District 3 Magistrate Darrin Gregg indicated that he had received feedback on these issues from constituents not only in his district but also out of it.
“No one wants their taxes raised but we are all getting older. The 50+ year-olds that I have talked to want ALS. We are not spring chickens anymore,” he said.
Gregg continued with a personal story in which the ambulance personnel recently treated his granddaughter. Air care was used and EMT Mark Hart took the opportunity to show Gregg the difference of having ALS and BLS as it related to treating patients.
“Without paramedics, we cannot do anything. God gave us smarts to save lives. I want paramedics. I don’t want anyone to die for lack of ability to save them,” he said.
District 4 Magistrate Rick Mineer added, “No one here disagrees with Darrin. It is all down to the funds. We are robbing Peter to pay Paul as it is.”
He pointed out that the LGEA funds are being used for the $168,000 given to the ambulance district in the 2019-20 budget. LGEA funds are raised from mineral severance from the two mines in Pendleton County are an “unreliable source of revenue and could end tomorrow.”
Phillip Hart commented, “You have to set priorities and what is the price of someone’s life?”
Mineer answered, “There is no price on someone’s life.”
All agreed that this is a problem throughout the state. The state/federal system does not reimburse ambulance districts through Medicaid and Medicare at a rate that fully pays for the runs made and charged. Hart indicated that it barely covers the cost of gas and labor on the call.
He posed “there is a decision to be made on raising taxes to fund two ALS ambulances 24/7.”
Mineer lamented that the state has not step in and addressed the lack of funding for ambulance districts.
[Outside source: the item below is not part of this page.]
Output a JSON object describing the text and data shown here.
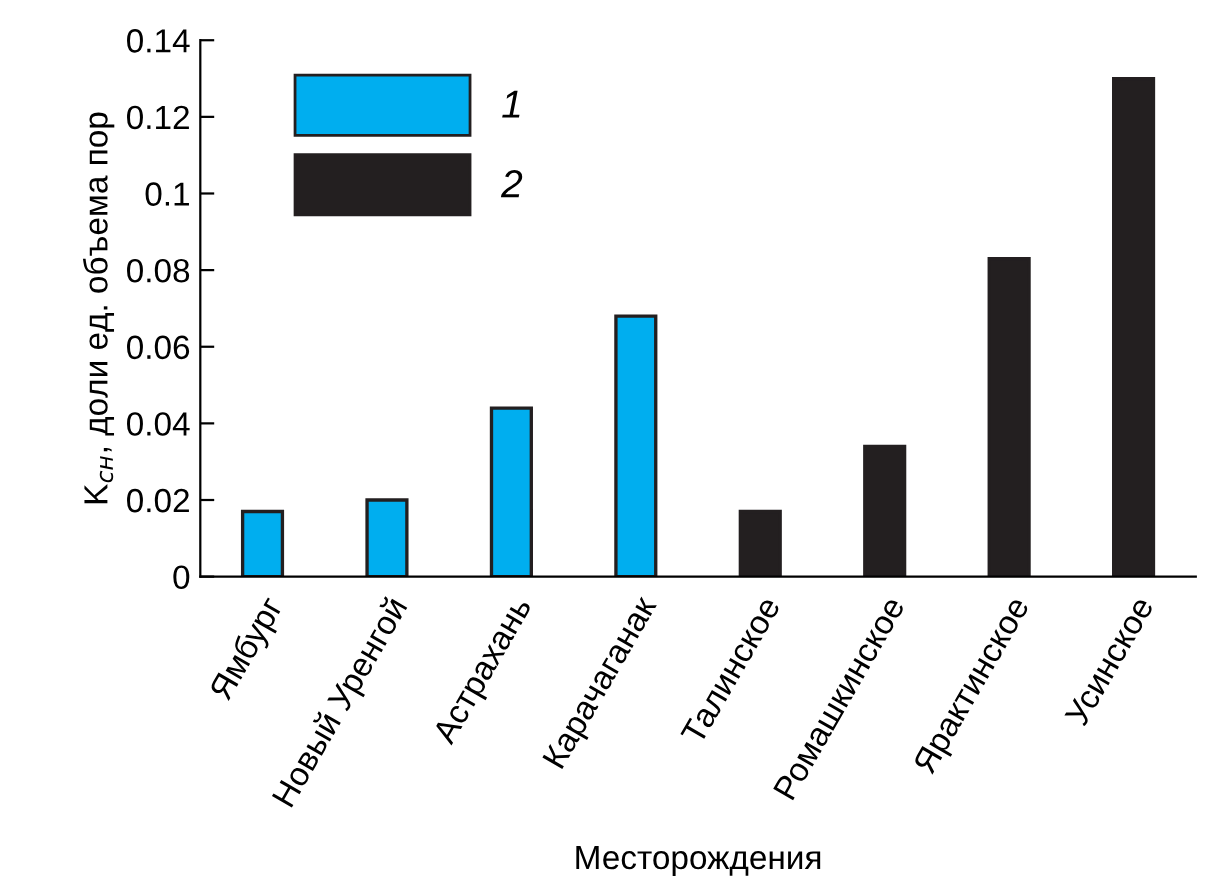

The state limits the ambulance district to a 10 cents per $100 and the Pendleton County district is at that max.
The court was in agreement as they look at the 2019-20 budget that unless they trim some things, taxes are going to have to go up.
Judge Executive David Fields gave an example that the Dispatch Center was supplemented partially on revenue from a $2.50 charge on each land line. When it started, it produced revenue of $14,000 but it is now down to $4,000.
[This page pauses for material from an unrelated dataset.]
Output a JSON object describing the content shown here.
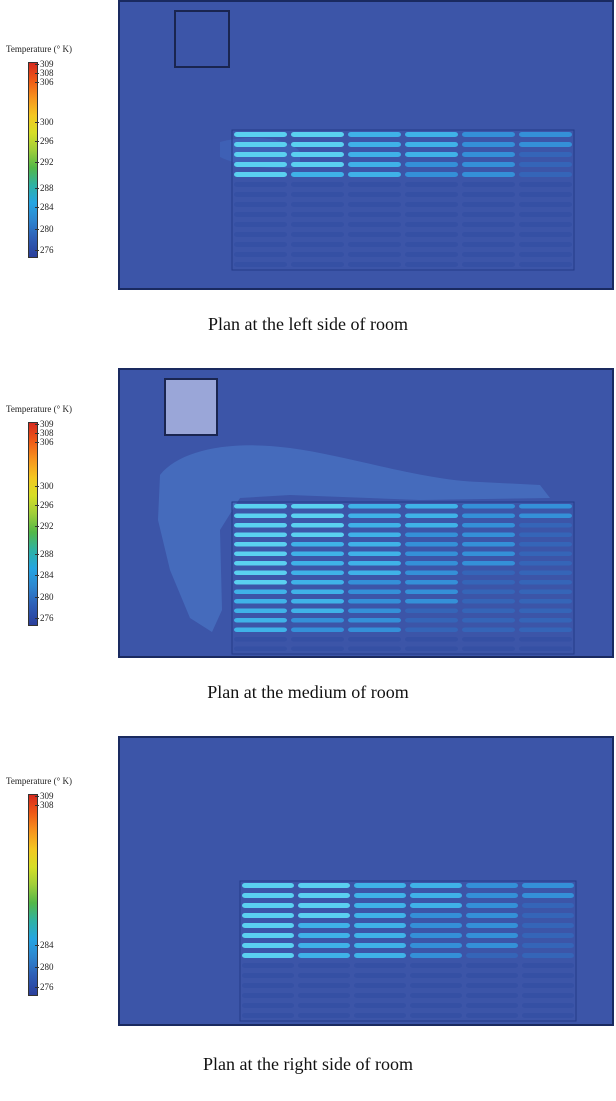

Beighle challenged that if you were able to have the taxpayers vote on whether they would pay higher taxes for ambulance services, they would vote for ALS ambulance service.
“You can drive over roads that might not be fully paved but you cannot do without ambulance services in a lifesaving moment,” he said.
The court held a first reading of the budget later in the evening which including the $168,000 in funding for the ambulance district. The budget will be sent to Department of Local Government for approval then published for the public to study. At that point, it would be brought back to the court for approval.
District 1 Magistrate Alan Whaley told Falmouth Outlook he wants input from the public. “I really just want the story to get out, so I can get more feedback from the public. Not just feedback from the employees of the ambulance district, the ambulance board or families. It is hard to know what the general public thinks.”
Presently, all residents in the county pay the same tax of 10 cents per $100. That includes Northern Pendleton and Kenton Ambulance as well as Pendleton County. Northern Pendleton and Kenton County has an additional fire taxing district rate of 10 cents per $100.
Falmouth Fire Department is funded through the city funds. Additionally, they charge the county for each run outside of city limits. The county in turn sends the bill to the property owner with a maximum charge of $500. Any amount over is handle by the county budget.
According to Judge Fields, the issue of the Kenton Ambulance taxing district collecting taxes but not providing ambulance services has been turned over the County Attorney Stacey Sanning.
“I am researching that issue right now,” said Sanning who indicated she could not presently comment on what she may advise the county.